It has now been nine years since the passing of the Aboriginal Heritage Act 2006, and eight years since the Aboriginal Heritage Regulations 2007. However, one widely discussed and employed component of the legislation continues to cause problems for proponents and decision-makers alike.
Significant Ground Disturbance (SGD) is a concept that is embedded in the AHR 2007 which exempts a proponent from having to undertake a mandatory Cultural Heritage Management Plan (CHMP). The principles of SGD are relatively straightforward and closely linked to the two-part trigger mechanism of the CHMP. For a mandatory CHMP to be triggered, an activity must be a listed high impact activity and must also be located within an area of cultural heritage sensitivity. Importantly, however, if an area of sensitivity can be shown to have been subject to previous SGD, it is no longer considered to be an area of sensitivity; thereby removing one part of a trigger for a CHMP.
The definition of SGD is theoretically uncomplicated, being the disturbance of the topsoil or top rock layer by machinery. The definition does not include ploughing, but does admit deep ripping to a depth of 60cm. In practice though, the demonstration of such disturbance is extremely difficult, resulting in a number of VCAT decisions that have forced proponents into CHMPs because SGD could not be effectively proven over the entire area of cultural heritage sensitivity in accordance with the precise definition under the Regulations (see the Stanley Pastoral Pty Ltd v Indigo SC 2015 Decision for a recent example).
In 2009, two ground-breaking VCAT decisions (Mainstay Australia Pty Ltd. v Mornington Peninsula SC & Ors, and Azzure Investment Group Pty Ltd v Mornington Peninsula SC) provided some much-needed clarification over the type of evidence that will satisfy VCAT in deliberations over SGD. In the Mainstay decision VCAT concluded that there were four types of evidence that could be provided to demonstrate SGD. These are common knowledge, publicly available records, further information from the applicant, and expert opinion. The Azzure decision, delivered later in the same year, conceded that in the absence of a "smoking gun" contextual and comparative information could be used to argue for SGD. Examples of the latter may include but not be limited to urban context, topography, land use, services, configuration, and remnant native vegetation.

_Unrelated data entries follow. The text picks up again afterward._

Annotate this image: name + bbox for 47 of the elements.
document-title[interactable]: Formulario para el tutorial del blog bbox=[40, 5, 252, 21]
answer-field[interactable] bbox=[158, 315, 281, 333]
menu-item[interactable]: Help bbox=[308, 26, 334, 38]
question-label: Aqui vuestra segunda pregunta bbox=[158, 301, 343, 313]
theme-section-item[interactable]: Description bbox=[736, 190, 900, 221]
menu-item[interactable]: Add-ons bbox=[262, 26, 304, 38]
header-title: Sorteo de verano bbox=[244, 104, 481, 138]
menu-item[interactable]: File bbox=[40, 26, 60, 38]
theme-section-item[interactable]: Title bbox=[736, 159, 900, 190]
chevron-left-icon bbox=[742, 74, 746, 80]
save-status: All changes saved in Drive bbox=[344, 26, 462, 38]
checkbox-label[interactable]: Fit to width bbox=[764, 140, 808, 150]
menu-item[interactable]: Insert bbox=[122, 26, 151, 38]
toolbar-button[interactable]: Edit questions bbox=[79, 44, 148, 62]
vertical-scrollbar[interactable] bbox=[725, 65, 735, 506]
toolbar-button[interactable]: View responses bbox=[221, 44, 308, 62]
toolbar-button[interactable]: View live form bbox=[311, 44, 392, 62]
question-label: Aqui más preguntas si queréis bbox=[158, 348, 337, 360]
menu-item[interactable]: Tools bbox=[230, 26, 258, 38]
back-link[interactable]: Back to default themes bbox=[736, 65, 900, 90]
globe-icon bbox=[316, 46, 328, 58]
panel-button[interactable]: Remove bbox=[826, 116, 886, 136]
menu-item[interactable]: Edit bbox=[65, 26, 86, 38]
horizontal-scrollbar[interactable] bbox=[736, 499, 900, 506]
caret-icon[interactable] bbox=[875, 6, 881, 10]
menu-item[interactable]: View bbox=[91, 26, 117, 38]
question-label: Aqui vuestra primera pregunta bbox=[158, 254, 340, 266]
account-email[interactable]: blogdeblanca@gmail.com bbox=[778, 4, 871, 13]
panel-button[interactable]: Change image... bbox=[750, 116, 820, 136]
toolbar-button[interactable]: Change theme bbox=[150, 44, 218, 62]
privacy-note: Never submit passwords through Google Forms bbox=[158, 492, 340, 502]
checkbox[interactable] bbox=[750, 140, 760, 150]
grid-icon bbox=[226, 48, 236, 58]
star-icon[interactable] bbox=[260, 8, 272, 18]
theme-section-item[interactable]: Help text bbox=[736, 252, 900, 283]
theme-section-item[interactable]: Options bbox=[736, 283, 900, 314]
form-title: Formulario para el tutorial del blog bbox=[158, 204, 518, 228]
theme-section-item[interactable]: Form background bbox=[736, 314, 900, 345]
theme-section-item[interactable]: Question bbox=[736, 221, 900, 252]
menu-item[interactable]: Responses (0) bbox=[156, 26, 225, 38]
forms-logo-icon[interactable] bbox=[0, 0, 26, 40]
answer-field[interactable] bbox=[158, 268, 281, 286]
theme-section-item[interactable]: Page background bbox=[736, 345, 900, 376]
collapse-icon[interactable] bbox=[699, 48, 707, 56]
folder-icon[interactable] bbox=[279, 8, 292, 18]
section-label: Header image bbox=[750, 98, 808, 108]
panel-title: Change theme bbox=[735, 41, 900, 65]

The Mainstay and Azzure decisions were important to heritage advisors and decision makers alike in that they provided a baseline of evidentiary standards, from which to argue SGD. On the other hand, they created a raft of heritage assessments which sought to demonstrate SGD by any means possible, irrespective of its potential damage to Aboriginal heritage, or the risk to a client's project timelines in the event that VCAT failed to accept the heritage assessment's findings.
Heritage assessments arguing for SGD have generally met with three fates:
Less frequently, the heritage assessments arguing for SGD have been refused by the decision maker for lack of appropriate evidence, or have been accepted by VCAT because there was sufficient evidence to argue for SGD. An example of the latter scenario is the Big Hill Vineyard Pty Ltd v Greater Bendigo CC decision which demonstrated to VCAT that the entire area of sensitivity (but not the entire property) had been subject to previous SGD.
The scenarios described above suggest that demonstrating SGD is fraught with difficulties whenever a decision maker adopts a conservative view of the evidentiary standards. A cursory review of LGA's and their attitudes to heritage assessments arguing for SGD presents a picture of highly diverse approaches. It is well known that some LGAs, have been reasonably conservative in their acceptance of such assessments. On the other hand, we are aware of at least one LGA without a single CHMP, which provides some indication of its attitudes to this matter.
It is also instructive to consider the situation of one regional LGA , which despite administering an area that is moderately developed but covered with areas of cultural heritage sensitivity, has only completed a small number of CHMPs. It is generally known that a large number of assessments have been undertaken in the area which have concluded that gold mining activities have rendered much of the area as significantly disturbed. It is extremely unlikely that VCAT would accept historic gold mining undertaken largely by hand, as evidence of SGD, but this has not been tested at VCAT.
Finally, one LGA, has recently adopted a rather controversial position on the matter by refusing to consider any heritage assessments arguing for SGD. The LGA's position is being defended by the claim that all previous cases brought before VCAT which included SGD assessments were not accepted by VCAT. The LGA claims that it is not an efficient use of its time to consider such applications irrespective of their individual merit.
The discussion above indicates that while there is generally a better understanding of the concept of SGD as an exemption mechanism to avoid a mandatory CHMP, there is considerable disagreement over its appropriate application and implementation. Furthermore (and perhaps more commonly overlooked), the exemption from a CHMP as a result of SGD does not consider the risk of harming Aboriginal heritage, which can be situated either within a disturbed context, or beneath a disturbed context. But the issue of risk and harm is another discussion for another day!